According to a retrospective study done by Anderson et al. on a consecutive series of 369 ventricular septal defect closure, they found that every extra kilogram of weight at the time of surgery results in 2.3-day shorter length of hospital stay, they also found an increment of 1.8 fold in composite risk for the surgery with every kilogram decrement in weight before 6 months of age. Finally they concluded that the age and weight are important factors of morbidity and should be highly considered for the patients undergoing surgery, especially under 6 months of age (14). According to our findings, each extra kilogram of operative weight results in 3.24-day shorter length of hospital stay. Clearly shorter length of hospital stay leads to less costs for the health system besides lower risks of nosocomial infections.

Contrariwise, antithetic findings are reported, as well. For the evaluation of early intervention outcomes of surgical VSD closure, Kogon et al. investigated 225 patients and categorized them based on their operative weight. They showed that length of ICU and hospital stay and surgical complications such as residual VSD, did not have any significant association with weight. They recommend early surgical closure of the defect as it can prevent heart failure and growth impairment (15). Another study on 243 patients, found a correlation between hospital stay and weight but none between weight and other major complications and adverse effects (16). Both of them reported no mortality but the second one reported two (0.8%) cases of pacemaker implantation due to permanent complete heart block and 5 (2.1%) cases of re-operation because of hemodynamically important residual VSD. In our study, 7.4% of the patients underwent pacemaker implantation and 1.9% needed re-operation.
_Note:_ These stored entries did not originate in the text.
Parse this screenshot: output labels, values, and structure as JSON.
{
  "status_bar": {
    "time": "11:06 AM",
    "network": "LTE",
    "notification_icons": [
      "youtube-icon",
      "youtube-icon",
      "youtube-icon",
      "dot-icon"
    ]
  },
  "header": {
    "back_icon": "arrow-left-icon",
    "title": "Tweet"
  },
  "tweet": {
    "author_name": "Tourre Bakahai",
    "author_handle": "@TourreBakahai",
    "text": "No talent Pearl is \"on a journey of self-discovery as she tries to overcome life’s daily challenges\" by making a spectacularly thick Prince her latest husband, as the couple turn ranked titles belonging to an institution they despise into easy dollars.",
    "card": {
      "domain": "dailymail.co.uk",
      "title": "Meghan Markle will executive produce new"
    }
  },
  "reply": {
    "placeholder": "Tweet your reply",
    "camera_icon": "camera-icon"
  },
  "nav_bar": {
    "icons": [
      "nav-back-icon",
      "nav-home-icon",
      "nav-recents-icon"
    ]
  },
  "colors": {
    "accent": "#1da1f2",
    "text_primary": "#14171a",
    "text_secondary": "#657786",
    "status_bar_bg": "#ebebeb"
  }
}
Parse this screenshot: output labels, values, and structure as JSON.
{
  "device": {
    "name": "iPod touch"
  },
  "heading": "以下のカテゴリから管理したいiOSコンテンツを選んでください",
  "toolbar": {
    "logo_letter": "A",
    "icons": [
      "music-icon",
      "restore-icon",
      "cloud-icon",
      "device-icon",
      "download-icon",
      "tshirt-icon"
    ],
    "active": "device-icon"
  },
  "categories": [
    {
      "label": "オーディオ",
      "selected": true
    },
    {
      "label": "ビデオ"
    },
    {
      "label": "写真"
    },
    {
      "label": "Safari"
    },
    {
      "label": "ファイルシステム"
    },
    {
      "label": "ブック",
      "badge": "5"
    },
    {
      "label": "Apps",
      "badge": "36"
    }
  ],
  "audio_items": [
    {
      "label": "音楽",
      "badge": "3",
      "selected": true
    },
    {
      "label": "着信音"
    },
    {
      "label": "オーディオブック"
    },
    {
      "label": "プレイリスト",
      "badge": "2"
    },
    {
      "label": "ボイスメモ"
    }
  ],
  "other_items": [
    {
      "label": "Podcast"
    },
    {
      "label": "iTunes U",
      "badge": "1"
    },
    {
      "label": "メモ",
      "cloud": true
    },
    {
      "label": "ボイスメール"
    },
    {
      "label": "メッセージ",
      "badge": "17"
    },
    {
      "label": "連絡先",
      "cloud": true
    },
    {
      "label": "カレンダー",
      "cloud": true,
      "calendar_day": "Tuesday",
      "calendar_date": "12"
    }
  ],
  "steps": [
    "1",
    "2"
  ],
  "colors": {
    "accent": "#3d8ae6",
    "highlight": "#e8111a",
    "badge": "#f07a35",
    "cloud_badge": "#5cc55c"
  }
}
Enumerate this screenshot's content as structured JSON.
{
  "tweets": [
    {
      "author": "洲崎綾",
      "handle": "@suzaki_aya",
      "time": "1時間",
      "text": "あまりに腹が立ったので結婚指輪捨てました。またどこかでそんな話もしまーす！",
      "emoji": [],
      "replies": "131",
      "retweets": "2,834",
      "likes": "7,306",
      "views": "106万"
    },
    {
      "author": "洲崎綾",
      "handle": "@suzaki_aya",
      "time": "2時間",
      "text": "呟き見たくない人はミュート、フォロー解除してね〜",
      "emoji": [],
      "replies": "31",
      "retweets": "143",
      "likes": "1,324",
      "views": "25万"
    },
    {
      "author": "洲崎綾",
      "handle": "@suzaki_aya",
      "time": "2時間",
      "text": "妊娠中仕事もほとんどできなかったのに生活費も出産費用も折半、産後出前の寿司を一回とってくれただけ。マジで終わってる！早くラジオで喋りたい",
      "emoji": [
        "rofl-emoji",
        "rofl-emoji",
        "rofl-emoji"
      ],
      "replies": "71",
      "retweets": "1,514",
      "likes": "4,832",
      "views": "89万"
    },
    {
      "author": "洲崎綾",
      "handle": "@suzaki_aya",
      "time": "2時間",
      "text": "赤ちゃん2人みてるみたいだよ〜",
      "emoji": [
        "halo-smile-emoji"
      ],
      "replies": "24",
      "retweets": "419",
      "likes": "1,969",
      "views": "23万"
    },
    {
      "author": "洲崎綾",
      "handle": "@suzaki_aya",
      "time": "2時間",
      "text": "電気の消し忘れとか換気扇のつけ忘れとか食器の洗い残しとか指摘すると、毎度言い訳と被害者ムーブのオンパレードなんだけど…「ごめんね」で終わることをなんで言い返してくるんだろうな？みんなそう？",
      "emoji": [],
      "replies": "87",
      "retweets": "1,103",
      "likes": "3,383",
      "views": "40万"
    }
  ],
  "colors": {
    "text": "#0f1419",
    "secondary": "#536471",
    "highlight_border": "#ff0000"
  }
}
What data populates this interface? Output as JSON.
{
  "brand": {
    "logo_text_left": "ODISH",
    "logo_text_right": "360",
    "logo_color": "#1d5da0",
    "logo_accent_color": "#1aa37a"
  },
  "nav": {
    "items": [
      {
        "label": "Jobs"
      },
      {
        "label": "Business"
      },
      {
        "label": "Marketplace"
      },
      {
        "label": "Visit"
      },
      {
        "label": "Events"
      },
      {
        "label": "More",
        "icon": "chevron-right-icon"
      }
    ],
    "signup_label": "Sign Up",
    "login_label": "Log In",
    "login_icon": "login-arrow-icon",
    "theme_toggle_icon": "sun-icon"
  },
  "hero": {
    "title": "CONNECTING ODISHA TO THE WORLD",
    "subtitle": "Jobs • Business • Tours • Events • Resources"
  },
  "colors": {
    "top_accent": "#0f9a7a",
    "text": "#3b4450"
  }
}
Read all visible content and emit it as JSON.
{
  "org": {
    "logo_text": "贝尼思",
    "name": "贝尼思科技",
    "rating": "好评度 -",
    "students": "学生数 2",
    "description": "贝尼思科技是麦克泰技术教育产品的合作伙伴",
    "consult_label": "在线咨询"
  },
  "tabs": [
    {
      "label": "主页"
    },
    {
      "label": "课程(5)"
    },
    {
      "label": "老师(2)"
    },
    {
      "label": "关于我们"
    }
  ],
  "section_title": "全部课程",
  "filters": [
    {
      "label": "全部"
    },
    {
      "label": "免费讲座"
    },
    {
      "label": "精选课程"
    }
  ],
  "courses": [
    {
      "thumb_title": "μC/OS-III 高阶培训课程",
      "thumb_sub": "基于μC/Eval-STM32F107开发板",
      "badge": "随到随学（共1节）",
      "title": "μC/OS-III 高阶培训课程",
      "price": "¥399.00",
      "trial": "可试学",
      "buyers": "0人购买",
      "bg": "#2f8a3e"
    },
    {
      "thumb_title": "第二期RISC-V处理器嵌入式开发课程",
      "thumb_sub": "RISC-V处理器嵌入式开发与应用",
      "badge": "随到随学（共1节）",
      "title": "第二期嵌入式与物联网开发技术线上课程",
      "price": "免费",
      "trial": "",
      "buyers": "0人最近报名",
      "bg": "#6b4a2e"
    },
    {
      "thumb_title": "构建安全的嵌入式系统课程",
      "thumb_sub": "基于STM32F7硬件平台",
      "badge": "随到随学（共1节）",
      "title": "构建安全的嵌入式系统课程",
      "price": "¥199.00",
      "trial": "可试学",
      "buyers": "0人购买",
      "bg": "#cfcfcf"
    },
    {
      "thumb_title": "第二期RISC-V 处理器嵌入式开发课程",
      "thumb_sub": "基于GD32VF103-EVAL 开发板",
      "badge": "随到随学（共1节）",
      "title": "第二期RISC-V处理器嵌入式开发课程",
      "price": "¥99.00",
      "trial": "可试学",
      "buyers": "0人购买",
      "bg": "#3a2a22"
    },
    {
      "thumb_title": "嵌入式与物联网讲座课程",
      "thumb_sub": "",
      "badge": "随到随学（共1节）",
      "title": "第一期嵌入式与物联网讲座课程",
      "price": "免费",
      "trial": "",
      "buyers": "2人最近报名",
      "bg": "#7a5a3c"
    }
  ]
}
It is assumed that cannulation of right atrium for cardiopulmonary bypass is associated with sinus node dysfunction (17). The right bundle branch block is rare in normal population (18) so post-operation right bundle branch block is probably as a result of the intervention and it is proximally damaged by the closure of the defect, although it has a little clinical significance (19). European Association for Cardio-Thoracic Surgery (EACTS) congenital databases reported the 30-day mortality of patch repair and primary VSD closure as 1.38% and 1.84% (20). Zero 30-day mortality and 1.9% incidence of residual VSD is lower than other in studies. Existence of the missed residual VSD is improbable since the color Doppler echocardiography is a sensitive modality for identifying the integrity of septum. These observations can prove increased ability, knowledge and techniques of the surgeons operating VSDs and so, based on the outcomes, earlier surgical VSD closure is recommended.